34. Bölüm

32.6K 1.6K 496
                                    

34. Bölüm

Oy vermeden, yorum yapmadan geçmeyin♡
sizi seviyorum (っ˘з(˘⌣˘ )

🍁

Yanından geçtiği sokak lambalarının ışığı öfkeli yüzünü bir aydınlatıp bir karanlıkta bırakırken, hız sınırını aştığını fark etmeden gaza yüklenmeye devam etti. Ellerinin tutuşu öylesine bir hâl almıştı ki, parmaklarının direksiyonu sıkıca kavradığını bile fark etmiyordu. Mekanik bir robot gibi arabayı sürüyor, taş kesmiş bir ifadeyle burnundan soluyordu.

Boğazının gerisinden gelen bir hırlama sesiyle direksiyona sert bir yumruk attığında, "Kahretsin!" diye kükredi.

Kendisine olan şiddetli öfkesi sürekli vicdanıyla yer değiştirirken, akşamın trafiğini aşıp mezarlığa giden otobana saptı. Hazan, onu beklemişti ve kendisi içki içme derdine düştüğü için karısını ertelemişti.

Boğazında oluşan yumruyu ve yüreğine çöreklenmiş ağırlığı görmezden gelmeye çalışarak yutkundu. Lanet olsun! Onu dinleseydi, teselliyi içkide aramasaydı Hazan şimdi yanında olacaktı. Yanında ve güvende...

İlk aklına gelen isim Baran olmuştu. Fakat şimdi o da yoğun bakımdaydı. Caddeye yakın bir yerde vurulduğunu duymuştu. Fazlası yoktu çünkü gerisini dedesi de bilmiyordu.

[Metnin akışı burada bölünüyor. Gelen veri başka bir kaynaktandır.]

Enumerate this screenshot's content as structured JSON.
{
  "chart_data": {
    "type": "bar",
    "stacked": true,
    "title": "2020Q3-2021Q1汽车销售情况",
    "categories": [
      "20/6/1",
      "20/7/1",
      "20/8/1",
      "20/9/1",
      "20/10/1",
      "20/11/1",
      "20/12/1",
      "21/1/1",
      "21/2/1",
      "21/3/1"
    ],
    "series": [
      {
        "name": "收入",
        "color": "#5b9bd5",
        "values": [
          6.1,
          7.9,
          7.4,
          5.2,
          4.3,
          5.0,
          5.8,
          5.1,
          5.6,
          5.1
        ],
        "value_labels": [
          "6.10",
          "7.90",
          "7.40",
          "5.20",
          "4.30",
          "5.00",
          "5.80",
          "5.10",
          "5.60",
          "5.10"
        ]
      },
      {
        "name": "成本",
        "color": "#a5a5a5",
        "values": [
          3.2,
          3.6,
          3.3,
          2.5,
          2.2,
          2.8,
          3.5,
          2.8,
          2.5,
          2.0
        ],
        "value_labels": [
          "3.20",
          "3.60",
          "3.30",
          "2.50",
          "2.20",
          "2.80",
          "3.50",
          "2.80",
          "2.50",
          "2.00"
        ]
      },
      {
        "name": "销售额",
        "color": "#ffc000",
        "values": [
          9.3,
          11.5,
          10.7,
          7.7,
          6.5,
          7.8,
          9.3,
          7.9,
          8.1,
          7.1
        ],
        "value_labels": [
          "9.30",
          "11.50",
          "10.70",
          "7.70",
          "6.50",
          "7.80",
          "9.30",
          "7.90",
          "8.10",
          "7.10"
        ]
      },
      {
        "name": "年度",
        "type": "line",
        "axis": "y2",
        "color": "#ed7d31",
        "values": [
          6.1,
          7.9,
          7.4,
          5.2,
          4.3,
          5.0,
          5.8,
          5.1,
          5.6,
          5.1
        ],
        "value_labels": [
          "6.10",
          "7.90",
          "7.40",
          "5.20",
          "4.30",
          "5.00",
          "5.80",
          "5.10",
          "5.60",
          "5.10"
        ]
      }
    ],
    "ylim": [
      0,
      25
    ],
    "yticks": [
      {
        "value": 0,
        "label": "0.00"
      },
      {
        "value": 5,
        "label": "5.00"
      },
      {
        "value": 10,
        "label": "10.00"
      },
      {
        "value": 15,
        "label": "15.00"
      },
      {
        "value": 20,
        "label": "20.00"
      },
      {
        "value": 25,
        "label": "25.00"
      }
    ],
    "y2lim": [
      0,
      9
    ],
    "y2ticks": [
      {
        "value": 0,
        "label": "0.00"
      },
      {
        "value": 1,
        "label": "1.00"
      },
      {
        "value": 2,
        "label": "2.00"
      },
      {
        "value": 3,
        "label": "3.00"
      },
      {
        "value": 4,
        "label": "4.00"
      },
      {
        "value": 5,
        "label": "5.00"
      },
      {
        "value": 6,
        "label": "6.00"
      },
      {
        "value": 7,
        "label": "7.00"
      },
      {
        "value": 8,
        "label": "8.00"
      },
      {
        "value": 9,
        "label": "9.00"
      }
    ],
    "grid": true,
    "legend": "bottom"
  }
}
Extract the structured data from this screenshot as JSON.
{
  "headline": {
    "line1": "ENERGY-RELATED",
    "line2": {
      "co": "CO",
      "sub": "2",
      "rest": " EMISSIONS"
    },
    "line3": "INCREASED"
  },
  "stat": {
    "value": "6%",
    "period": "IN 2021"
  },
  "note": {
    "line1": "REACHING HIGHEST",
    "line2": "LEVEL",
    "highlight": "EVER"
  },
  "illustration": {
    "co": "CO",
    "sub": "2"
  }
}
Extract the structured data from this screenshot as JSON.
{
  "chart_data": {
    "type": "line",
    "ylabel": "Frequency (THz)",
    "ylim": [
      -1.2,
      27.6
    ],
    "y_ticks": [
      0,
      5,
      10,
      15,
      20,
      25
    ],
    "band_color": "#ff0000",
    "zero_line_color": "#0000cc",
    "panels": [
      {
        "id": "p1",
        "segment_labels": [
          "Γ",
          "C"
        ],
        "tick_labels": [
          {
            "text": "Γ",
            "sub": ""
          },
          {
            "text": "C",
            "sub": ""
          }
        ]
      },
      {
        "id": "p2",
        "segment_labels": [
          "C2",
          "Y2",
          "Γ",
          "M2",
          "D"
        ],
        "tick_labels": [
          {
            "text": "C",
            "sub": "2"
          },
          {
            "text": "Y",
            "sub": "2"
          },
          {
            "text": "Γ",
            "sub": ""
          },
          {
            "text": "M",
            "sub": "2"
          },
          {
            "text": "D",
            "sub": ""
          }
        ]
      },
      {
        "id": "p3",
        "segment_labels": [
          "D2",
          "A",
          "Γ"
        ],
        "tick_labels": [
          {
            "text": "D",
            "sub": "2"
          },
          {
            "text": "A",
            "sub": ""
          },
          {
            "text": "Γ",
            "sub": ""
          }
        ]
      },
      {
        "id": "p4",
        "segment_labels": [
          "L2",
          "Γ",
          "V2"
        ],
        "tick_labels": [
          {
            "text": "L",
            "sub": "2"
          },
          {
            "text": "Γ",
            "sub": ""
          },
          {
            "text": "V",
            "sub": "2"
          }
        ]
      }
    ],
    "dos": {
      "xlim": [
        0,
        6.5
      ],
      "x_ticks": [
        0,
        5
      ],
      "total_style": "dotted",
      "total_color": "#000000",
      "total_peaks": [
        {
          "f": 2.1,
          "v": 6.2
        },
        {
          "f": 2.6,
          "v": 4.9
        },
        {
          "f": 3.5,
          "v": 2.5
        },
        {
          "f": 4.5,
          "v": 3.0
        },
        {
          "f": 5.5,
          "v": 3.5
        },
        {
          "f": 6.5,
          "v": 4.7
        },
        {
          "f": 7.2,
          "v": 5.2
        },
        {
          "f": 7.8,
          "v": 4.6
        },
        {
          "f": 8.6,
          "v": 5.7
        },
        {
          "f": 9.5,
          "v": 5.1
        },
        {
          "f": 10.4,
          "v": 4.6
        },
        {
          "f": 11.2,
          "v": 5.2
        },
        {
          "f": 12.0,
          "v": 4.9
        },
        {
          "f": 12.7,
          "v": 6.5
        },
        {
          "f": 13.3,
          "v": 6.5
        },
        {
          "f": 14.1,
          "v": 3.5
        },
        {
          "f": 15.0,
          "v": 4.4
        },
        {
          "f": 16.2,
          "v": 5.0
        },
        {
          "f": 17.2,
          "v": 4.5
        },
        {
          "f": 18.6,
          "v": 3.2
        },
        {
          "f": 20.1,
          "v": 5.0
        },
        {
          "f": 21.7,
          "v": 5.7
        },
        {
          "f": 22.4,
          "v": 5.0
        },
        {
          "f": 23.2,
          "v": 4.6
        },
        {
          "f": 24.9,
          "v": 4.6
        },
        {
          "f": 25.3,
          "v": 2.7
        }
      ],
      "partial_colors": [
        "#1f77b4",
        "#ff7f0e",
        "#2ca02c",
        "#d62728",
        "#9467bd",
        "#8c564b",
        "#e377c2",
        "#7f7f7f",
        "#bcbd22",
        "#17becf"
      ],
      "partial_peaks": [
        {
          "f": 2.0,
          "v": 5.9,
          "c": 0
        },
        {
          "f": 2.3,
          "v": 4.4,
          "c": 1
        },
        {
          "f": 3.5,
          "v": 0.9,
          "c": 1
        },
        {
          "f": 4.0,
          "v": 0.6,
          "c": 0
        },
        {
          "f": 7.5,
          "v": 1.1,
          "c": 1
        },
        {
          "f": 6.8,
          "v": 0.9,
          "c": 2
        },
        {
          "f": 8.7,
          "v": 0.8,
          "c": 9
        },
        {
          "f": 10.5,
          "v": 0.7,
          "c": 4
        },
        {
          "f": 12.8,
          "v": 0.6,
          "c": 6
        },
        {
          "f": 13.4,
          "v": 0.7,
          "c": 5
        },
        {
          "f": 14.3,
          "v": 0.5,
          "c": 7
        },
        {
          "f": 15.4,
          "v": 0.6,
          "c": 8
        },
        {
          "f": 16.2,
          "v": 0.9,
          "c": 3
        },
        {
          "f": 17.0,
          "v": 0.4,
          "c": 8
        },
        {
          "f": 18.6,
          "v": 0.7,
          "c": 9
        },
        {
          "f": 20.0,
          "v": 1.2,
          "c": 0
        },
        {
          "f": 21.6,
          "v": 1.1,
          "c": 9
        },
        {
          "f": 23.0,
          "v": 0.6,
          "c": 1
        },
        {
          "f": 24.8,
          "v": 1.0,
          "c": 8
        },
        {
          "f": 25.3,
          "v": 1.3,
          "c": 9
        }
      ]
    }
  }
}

Açıkçası umurunda da değildi. Şu an bütün derdi Hazan'ı bulmaktı ve tek bildiği karısının annesinin mezarına gittiğiydi.

Kendine sakin kalmayı telkin etti. Belki o da kendisi gibi annesinden ayrılamamış ve hâlâ mezarı başındaydı. Öyle ya, Aslı öldüğünde geceler boyu mezarının başında sabahlamıştı. Evet, Hazan mezarlıktaydı. Gidip onu alacak ve birazdan eve dönecekti. Ama yine de üstesinden gelemediği bir sıkıntı yüreğinde mevcuttu.

Dakikalar ona saatler gibi gelmeye başladığında sonunda mezarlığa ulaştı. Sis kaplayan mezarlıkta ilerlemeye başladı. Beyaz kar tabakası ayağının altında ezilirken ağzından çıkan buhar yoğun sise karışıyordu. Issız mezarlıkta yürümeye devam edip Hazan'ın annesinin mezarının yerini sonunda bulmuştu. Bulmuştu bulmasına ama Hazan yoktu. Şiddetli bir korku dalgası kalbini sarstığında takır takır işleyen beyni uyuştu, serseme döndü. Saçma olduğunu bilerek yeniden etrafına bakındı ve korkuyla yutkundu.

Dehşet verici bir sıkıntı yüreğini tamamen kapladığında ise derhâl mezarlıktan ayrıldı. Başına bir şey gelebilecek olmasının endişesi aklını esir almışken aracını doğrudan emniyet müdürlüğüne sürüp Volkan komiserin yanına ulaştı.

İşe yaramayan kafasını sivri bir yere vurup patlatmak istiyordu. Niye onun yanında olmamıştı? O teselliyi içki de ararken karısının ona olan ihtiyacını nasıl görmezden gelmişti?

Kapısına vurup içeriye girdiğinde, "Oo." dedi, komiser Volkan. "Hangi rüzgâr attı seni buraya?"

Tufan kaskatı olmuş bir bedenle arkadaşının uzattığı elini sıktıktan sonra, "Eşim kayıp, Volkan." dedi. "En son annesinin mezarına gitmek için evden çıkmış, hâlâ haber yok."

Volkan komiser Tufan'ın endişesini gördüğü an yüzü ciddi bir hâl aldı ve oturması için büyük masasının önündeki koltuğa yönlendirdi. "Sakin ol. Kayıp ihbarı için aradan yirmi dört saat geçmesi gerekiyor, Tufan. Her yere baktınız mı?"